Les précédents films de Byambasuren Davaa étaient considérés avant tout comme des documentaires, dans le sens où elle filmait le quotidien de nomades mongols (non professionnels) jouant leur propre rôle. De cette réalité capturée elle laissait surgir un récit, qu’elle construisait à la manière d’un conte ou d’une légende. A l’inverse, si Les Racines du monde présente un aspect documentaire évident, il n’en reste pas moins une véritable fiction. La réalisatrice a choisi d’aborder le problème de l’exploitation minière à travers l’histoire d’une famille nomade dans les grandes steppes de Mongolie, et plus précisément à travers le regard d’un jeune garçon de 12 ans. Pour ce faire, elle a écrit un scénario et fait appel pour la première fois à une directrice de casting pour trouver ses personnages. Les enfants sont tous des amateurs (pouvant chanter naturellement et parfois même conduire !), tandis que les adultes sont des comédiens professionnels, recrutés sur place. Ces deux aspects (l’écriture du scénario et le casting des acteurs) représentent une différence de traitement et de dispositif considérable, par rapport à ses précédentes expériences de tournage.

La famille

« Enfant, j’ai toujours été fascinée par la façon dont un petit grain de sable dans le désert de Gobi peut être le reflet du monde. Dans mes films, j’essaie – comme le grain de sable – de refléter le monde dans sa plus petite unité humaine : la famille. » — Byambasuren Davaa

La famille d’Amra ne déroge pas à la règle : Zaya, la mère, prend soin de ses enfants mais également du troupeau, et fabrique le fromage que son mari ira ensuite vendre au marché dans le village à côté. Ce dernier s’occupe quant à lui des relations avec l’extérieur ou, en tant que chef du conseil des nomades, avec la communauté. Au début du film, on découvre une famille heureuse, malgré les difficultés que l’exploitation minière fait peser sur leur vie quotidienne, avec des parents aimants et bienveillants. Mais ce fragile équilibre sera vite perturbé par l’accident qui coûtera la vie à Erdene. L’absence du père va alors obliger chacun à redéfinir sa place au sein du foyer.

La mise en scène

En un sens, le cinéma de Byambasuren Davaa pourrait s’apparenter à de l’ethnofiction, un courant cinématographique initié par Jean Rouch et inspiré des réalisations de Robert Flaherty (Nanouk l’esquimau, L’homme d’Aran), que l’on pourrait qualifier d’anthropologie de groupes humains inscrite dans une trame narrative. Dans une démarche documentaire, Jean Rouch va intégrer la fiction dans ses films (et notamment des acteurs), pour s’intéresser à des individus, des personnages, et non à un ensemble (une tribu, une ethnie).

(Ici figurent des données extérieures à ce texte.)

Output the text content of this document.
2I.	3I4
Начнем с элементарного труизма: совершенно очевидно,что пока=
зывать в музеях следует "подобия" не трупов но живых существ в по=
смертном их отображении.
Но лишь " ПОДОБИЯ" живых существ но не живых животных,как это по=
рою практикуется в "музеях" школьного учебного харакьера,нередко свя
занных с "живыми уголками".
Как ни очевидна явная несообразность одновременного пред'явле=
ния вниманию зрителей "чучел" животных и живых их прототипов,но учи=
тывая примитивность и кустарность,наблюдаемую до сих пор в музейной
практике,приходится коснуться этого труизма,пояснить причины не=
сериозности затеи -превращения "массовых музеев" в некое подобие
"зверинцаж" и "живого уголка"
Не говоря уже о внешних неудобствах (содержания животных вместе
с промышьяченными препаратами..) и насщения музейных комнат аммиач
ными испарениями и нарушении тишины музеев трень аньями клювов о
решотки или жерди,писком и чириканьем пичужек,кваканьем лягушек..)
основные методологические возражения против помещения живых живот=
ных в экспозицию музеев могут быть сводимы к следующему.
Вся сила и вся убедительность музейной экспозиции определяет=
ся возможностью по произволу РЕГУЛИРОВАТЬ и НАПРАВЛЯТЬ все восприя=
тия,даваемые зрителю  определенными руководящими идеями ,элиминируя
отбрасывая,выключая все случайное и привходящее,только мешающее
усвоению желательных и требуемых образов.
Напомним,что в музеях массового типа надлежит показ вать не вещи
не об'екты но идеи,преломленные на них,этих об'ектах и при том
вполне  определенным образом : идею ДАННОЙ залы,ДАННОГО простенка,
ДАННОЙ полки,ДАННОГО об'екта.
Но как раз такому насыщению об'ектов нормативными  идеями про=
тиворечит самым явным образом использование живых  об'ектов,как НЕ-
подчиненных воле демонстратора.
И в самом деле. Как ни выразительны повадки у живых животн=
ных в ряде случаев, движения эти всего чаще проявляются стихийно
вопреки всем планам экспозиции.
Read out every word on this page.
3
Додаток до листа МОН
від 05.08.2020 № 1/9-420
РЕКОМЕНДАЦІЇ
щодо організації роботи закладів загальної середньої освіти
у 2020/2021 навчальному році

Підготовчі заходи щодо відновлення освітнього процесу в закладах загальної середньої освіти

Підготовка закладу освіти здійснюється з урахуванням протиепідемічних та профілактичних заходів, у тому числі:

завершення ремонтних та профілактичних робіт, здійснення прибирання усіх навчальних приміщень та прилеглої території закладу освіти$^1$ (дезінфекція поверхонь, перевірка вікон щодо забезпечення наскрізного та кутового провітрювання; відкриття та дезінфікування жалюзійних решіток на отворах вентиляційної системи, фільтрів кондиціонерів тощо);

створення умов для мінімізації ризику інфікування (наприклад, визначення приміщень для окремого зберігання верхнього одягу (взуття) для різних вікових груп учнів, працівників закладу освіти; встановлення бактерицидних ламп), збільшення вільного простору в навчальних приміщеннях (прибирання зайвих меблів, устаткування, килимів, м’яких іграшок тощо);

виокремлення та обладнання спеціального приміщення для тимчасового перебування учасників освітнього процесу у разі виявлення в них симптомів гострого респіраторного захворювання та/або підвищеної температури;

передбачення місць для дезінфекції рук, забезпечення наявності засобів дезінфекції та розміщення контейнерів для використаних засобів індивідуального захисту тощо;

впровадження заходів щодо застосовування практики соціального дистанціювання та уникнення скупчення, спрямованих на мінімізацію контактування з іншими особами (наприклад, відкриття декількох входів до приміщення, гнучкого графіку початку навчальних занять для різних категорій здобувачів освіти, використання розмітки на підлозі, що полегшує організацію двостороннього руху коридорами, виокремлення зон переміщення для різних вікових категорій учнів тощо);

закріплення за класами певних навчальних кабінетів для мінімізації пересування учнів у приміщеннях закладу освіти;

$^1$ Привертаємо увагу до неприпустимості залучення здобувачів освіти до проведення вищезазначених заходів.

Dans Les Racines du monde, Byambasuren Davaa met en scène la vie et le parcours d’un jeune garçon, et à travers lui, restitue la réalité de tout un peuple. Elle le filme dans son quotidien, dans des décors réels, sans artifices ni effets spéciaux. La caméra est comme immergée dans le décor, au plus près des personnages. Elle est mobile, évolue avec eux, au milieu d’eux. Ce dispositif appelée « caméra portée » est très souvent utilisé en documentaire et associé au cinéma direct ou « cinéma vérité ». Il consiste à filmer caméra à l’épaule, ce qui offre une plus grande liberté de mouvement et laisse plus de place à la force et l’intensité des personnages. Son positionnement à hauteur de visage et de regard, permet de s’attacher aux expressions et ainsi souligner leurs émotions. Les acteurs peuvent oublier les contraintes techniques, et notamment les contraintes de déplacement, pour se concentrer sur leur rôle. Ce n’est plus à eux de s’adapter à la caméra et à un découpage précis, mais l’inverse. Ainsi, la caméra portée renforce l’impression de vraisemblance et d’authenticité des images filmées.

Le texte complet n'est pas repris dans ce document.